According to dozens of Google-watchers, Google’s ad-driven email system, Gmail is slated to move from beta to live-status on Friday April 1st, one year after it was introduced to a limited number of testers. On its first day, many thought Gmail was an April Fool’s joke.

To establish the initial beta-test group, Google issued a number of initial invitations to a very small group of users that day. It also sent each of those users six invitations to send to friends who where also issued six invitations with their beta account. Gmail grew its potential test group by a factor of six every time it gave away a new beta-account. For the past two weeks, Google has been randomly inviting users of its search engine to sign up for Gmail accounts with a discreet link that appears for about 1 in 100 users.

Gmail is one of Google’s most successful new ventures offering users a few features rival programs Yahoo-mail and MSN’s Hotmail simply can’t match.

First of all, Gmail offers users up to 1-gig of free storage space, making it useful as an online filing cabinet of sorts. Once the realm of text based messages, Email has become the most common means of transferring various files from one computer to another. These messages are growing in size as Internet users and their personal technologies become more sophisticated.
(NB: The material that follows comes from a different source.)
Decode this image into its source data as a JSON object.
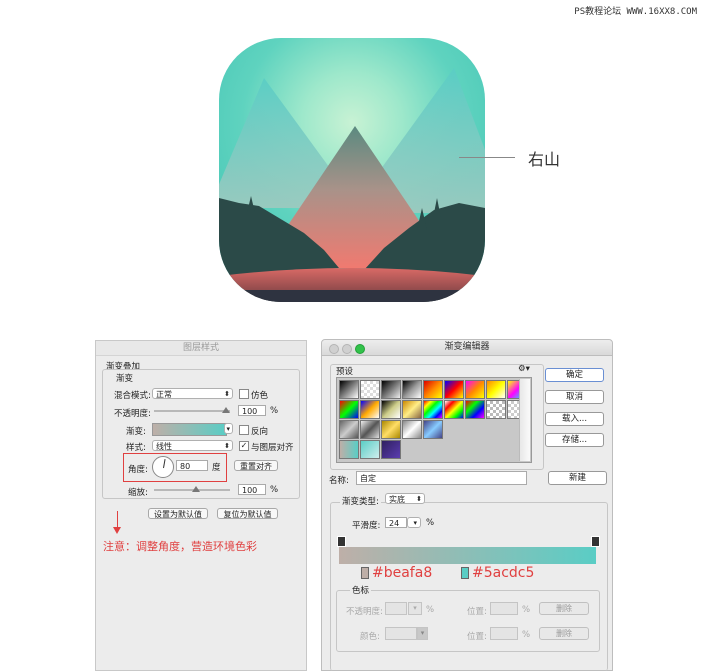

Today’s typical email message is often hundreds of times larger (by data volume) than a typical email message two years ago with images, music clips and cell-phone generated movies moving through they system.

Next, Gmail has an excellent search feature that efficiently interacts with Google’s Desktop search tool. Following the principle that information is information regardless of the media, Gmail and Google Desktop combine to make a deceptively simple but very powerful information management resource.
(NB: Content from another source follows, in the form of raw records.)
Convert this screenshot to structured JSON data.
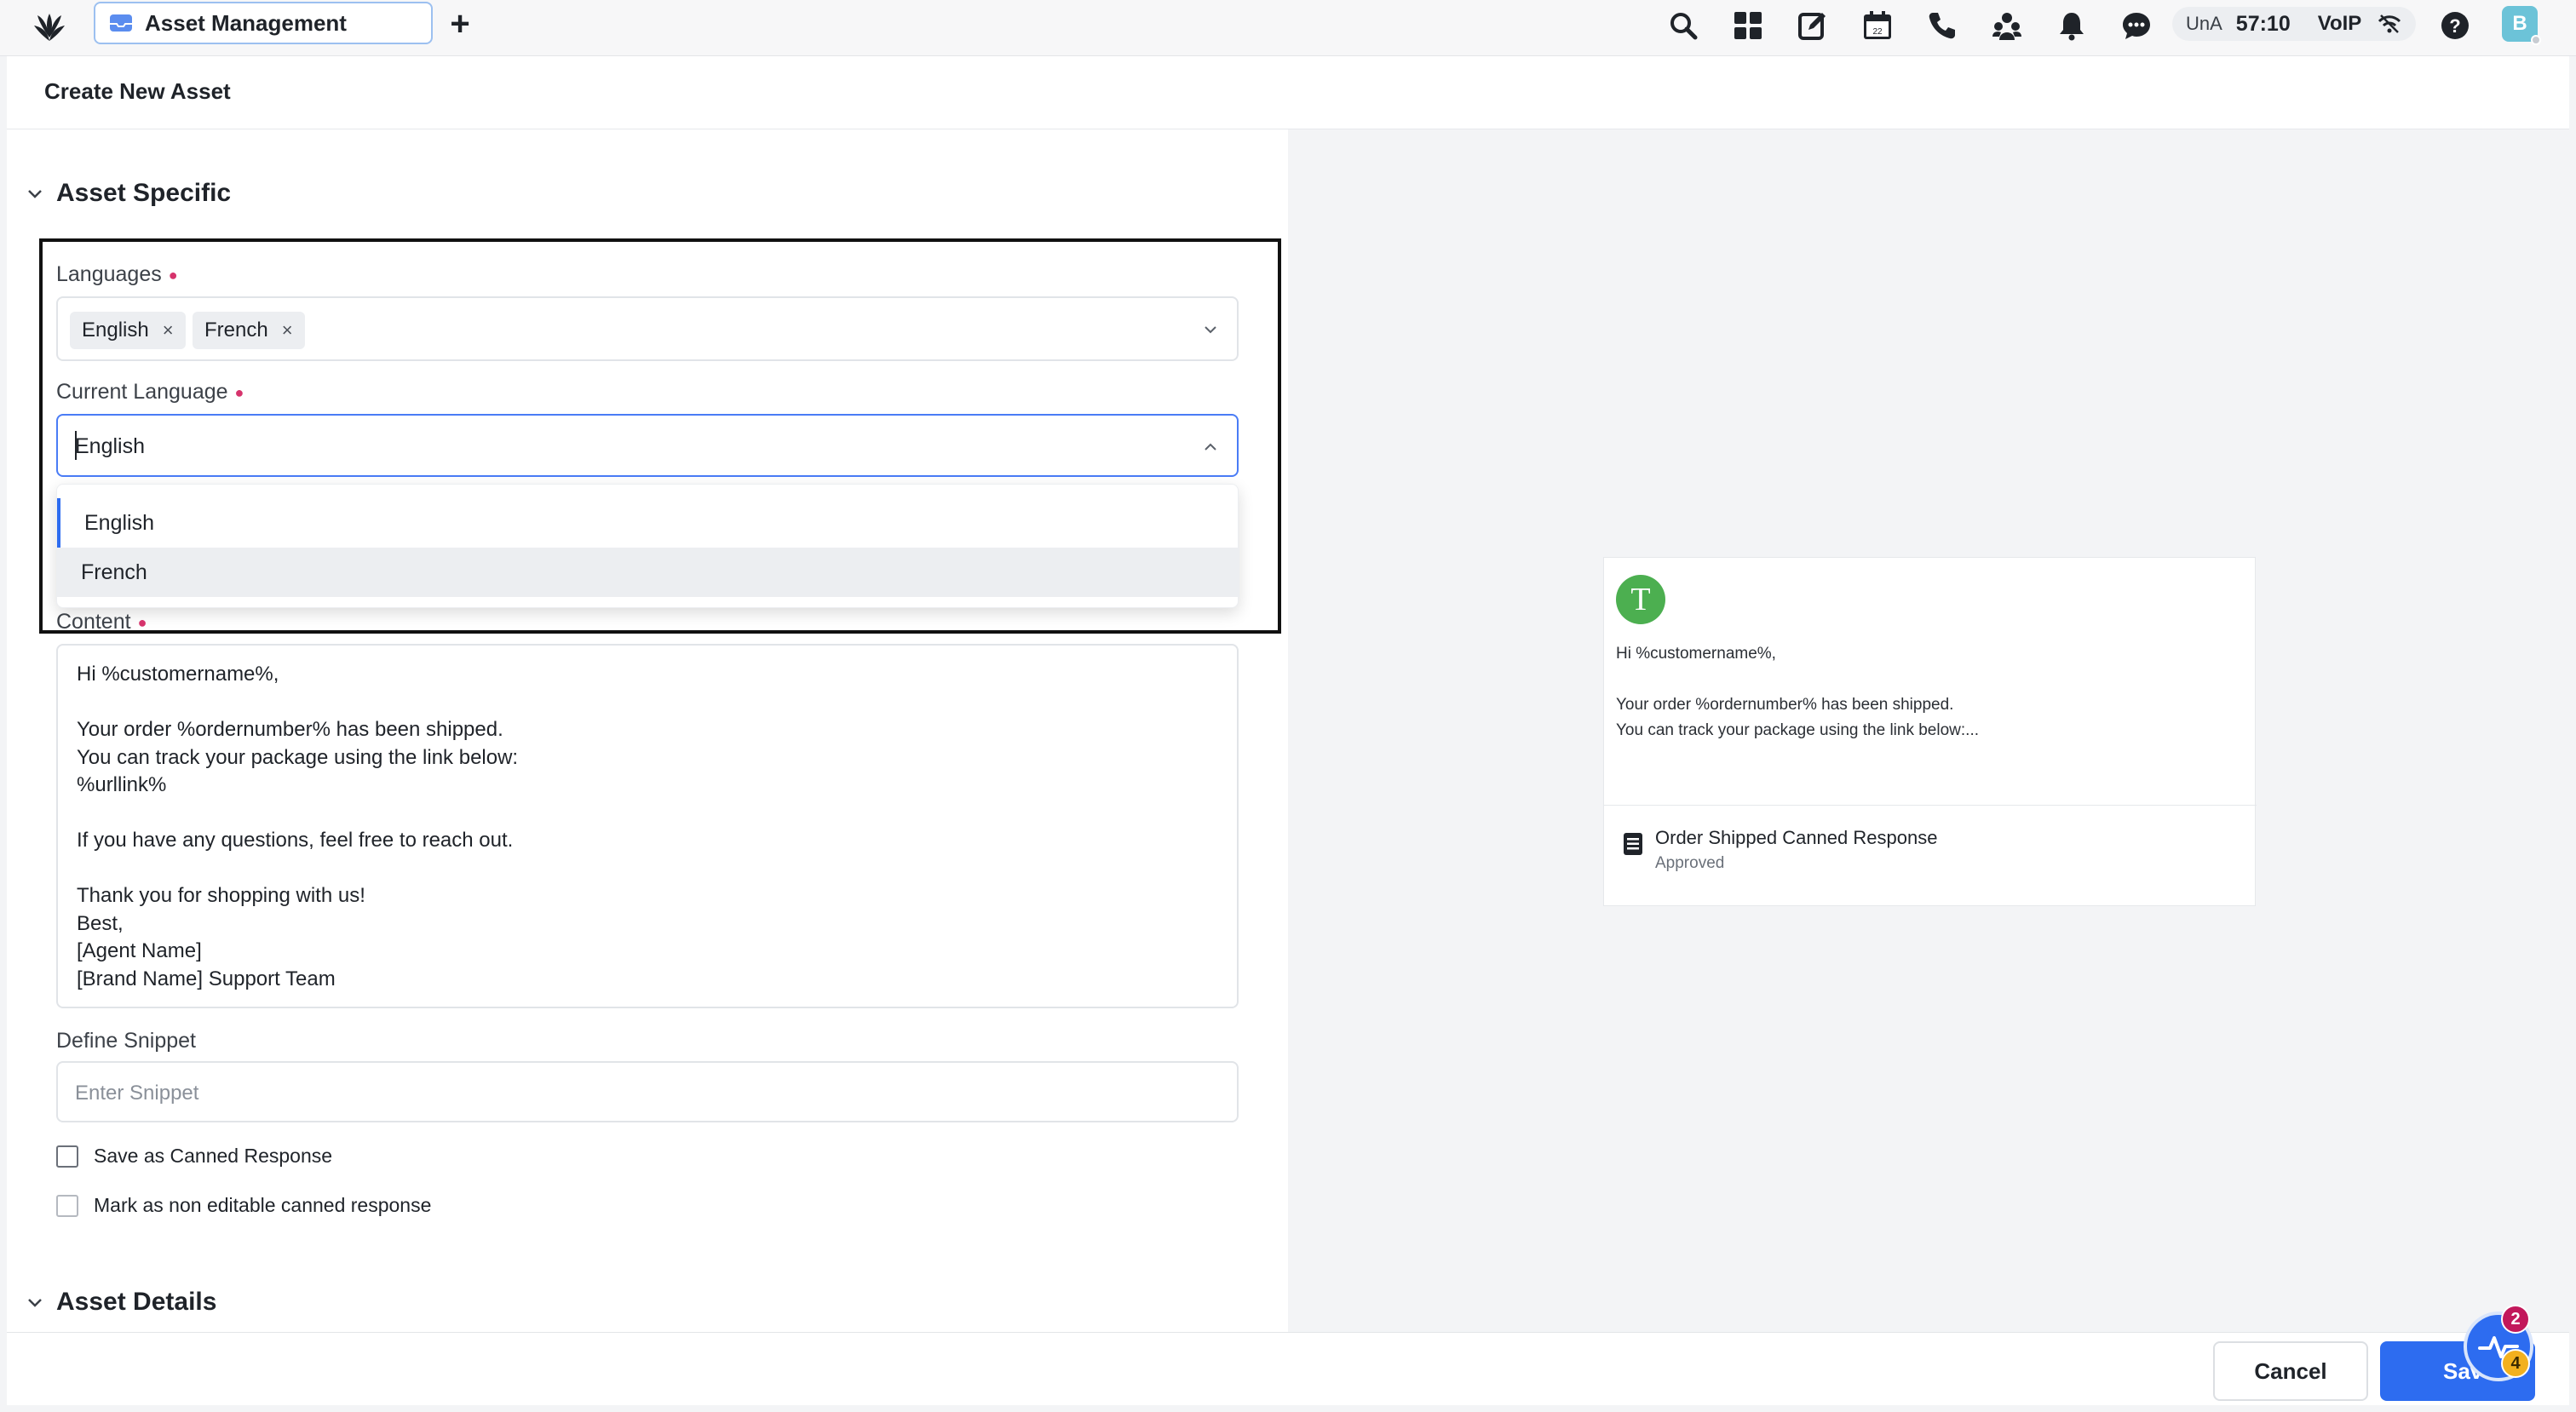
{
  "app_tab": {
    "label": "Asset Management",
    "add_label": "+"
  },
  "status": {
    "una": "UnA",
    "timer": "57:10",
    "voip": "VoIP"
  },
  "user": {
    "initial": "B"
  },
  "header": {
    "title": "Create New Asset"
  },
  "form": {
    "section_specific": "Asset Specific",
    "section_details": "Asset Details",
    "languages": {
      "label": "Languages",
      "chips": [
        "English",
        "French"
      ],
      "remove_glyph": "×"
    },
    "current_language": {
      "label": "Current Language",
      "value": "English",
      "options": [
        "English",
        "French"
      ]
    },
    "content": {
      "label": "Content",
      "value": "Hi %customername%,\n\nYour order %ordernumber% has been shipped.\nYou can track your package using the link below:\n%urllink%\n\nIf you have any questions, feel free to reach out.\n\nThank you for shopping with us!\nBest,\n[Agent Name]\n[Brand Name] Support Team"
    },
    "snippet": {
      "label": "Define Snippet",
      "placeholder": "Enter Snippet"
    },
    "checkboxes": [
      "Save as Canned Response",
      "Mark as non editable canned response"
    ]
  },
  "preview": {
    "avatar": "T",
    "text": "Hi %customername%,\n\nYour order %ordernumber% has been shipped.\nYou can track your package using the link below:...",
    "name": "Order Shipped Canned Response",
    "status": "Approved"
  },
  "footer": {
    "cancel": "Cancel",
    "save": "Save"
  },
  "fab": {
    "badge_red": "2",
    "badge_yellow": "4"
  },
  "colors": {
    "primary": "#2d6cf0",
    "required": "#d6336c",
    "avatar_green": "#4caf50"
  }
}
The last feature Gmail offers is more of a price than a privilege. Gmail serves as a billboard space for AdWords advertising. Ads appear to the right of the text much like they do beside Google’s search engine results. Ad distribution is based on keywords or word-groupings found in the text of emails, which means active scanning each piece of mail sent through Gmail to determine which ads to serve to each user. For SEOs and SEMs, Gmail offers a personalized glimpse of how Google matches ads with text. It also offers a lesson on how powerful Google’s AdWords program can be. If millions of users start to use it, Google gains billions of new units of temporary real estate to display AdWords on. Try to imagine the number of ads you might be served each day if you were a Gmail user…

Gmail currently enjoys the dominant position in the use of email as an advertising deliver system. It gives Google’s AdWords program another advantage over rivals at Overture (Yahoo) and MSN but that advantage may only be temporary. Both Yahoo-mail and MSN Hotmail seem ready to match Google gig for gig and ad for ad in the near future.